I. ONTSTAAN EN LOOP VAN HET GEDING
Namens appellante is op de daartoe bij aanvullend beroepschrift met bijlagen aangevoerde gronden hoger beroep ingesteld tegen de uitspraak van de Arrondissementsrechtbank ‘s-Gravenhage van 18 november 1999, nr. AWB 98/8928 AW, waarnaar hierbij wordt verwezen.
Namens gedaagde is een verweerschrift met bijlagen ingediend.
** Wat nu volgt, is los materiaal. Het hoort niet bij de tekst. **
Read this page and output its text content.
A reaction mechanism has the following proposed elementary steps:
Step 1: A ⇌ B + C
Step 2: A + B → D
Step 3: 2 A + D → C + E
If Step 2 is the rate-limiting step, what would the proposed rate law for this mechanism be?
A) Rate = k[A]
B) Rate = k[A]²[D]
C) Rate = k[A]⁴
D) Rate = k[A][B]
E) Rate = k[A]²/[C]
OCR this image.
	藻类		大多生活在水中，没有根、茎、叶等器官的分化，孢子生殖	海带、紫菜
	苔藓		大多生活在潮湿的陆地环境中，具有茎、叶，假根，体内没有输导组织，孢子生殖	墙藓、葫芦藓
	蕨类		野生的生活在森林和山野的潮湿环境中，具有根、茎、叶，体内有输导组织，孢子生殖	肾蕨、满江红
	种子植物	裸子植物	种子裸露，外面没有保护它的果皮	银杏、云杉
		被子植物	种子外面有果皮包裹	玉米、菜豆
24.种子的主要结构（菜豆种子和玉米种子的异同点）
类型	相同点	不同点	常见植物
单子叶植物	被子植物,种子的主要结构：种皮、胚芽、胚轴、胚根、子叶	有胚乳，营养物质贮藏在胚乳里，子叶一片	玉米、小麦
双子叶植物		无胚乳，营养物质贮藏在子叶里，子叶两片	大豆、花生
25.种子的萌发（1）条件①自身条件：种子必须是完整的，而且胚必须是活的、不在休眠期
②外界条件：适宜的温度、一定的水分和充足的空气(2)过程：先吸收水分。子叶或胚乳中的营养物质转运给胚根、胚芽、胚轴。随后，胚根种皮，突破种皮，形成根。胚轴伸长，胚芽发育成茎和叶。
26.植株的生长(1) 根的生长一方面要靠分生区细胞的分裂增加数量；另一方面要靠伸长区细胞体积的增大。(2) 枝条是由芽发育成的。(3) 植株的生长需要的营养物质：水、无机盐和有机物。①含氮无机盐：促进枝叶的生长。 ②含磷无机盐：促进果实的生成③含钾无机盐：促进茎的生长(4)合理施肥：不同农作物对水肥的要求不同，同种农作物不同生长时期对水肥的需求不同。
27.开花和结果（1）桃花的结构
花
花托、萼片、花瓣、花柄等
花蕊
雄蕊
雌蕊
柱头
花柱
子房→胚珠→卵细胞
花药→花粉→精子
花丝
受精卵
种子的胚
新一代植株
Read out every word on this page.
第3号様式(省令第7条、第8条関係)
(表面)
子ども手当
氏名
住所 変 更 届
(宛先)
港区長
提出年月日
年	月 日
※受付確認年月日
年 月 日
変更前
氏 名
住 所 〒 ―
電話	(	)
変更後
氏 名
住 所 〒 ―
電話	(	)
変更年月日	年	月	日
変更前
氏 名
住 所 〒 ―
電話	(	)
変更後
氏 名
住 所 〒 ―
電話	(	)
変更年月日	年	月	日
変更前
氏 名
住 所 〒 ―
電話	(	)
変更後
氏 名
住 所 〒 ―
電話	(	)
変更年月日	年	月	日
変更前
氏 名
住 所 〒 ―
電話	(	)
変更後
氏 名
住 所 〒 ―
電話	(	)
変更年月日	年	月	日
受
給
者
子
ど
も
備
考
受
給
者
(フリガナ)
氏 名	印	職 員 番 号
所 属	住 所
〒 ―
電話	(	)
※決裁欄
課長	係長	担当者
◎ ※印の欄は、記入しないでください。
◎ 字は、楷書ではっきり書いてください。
Het geding is behandeld ter zitting van 1 november 2001, waar appellante in persoon is verschenen, bijgestaan door mr. A.J. de Boer, advocaat te Amsterdam. Gedaagde heeft zich doen vertegenwoordigen door mr. S. van Waegeningh, advocaat te Den Haag en mr. R.J. Vos, adviseur rechtspositie afdeling P & O bij de Arrondissementsrechtbank te Amsterdam
II. MOTIVERING
- 1.1.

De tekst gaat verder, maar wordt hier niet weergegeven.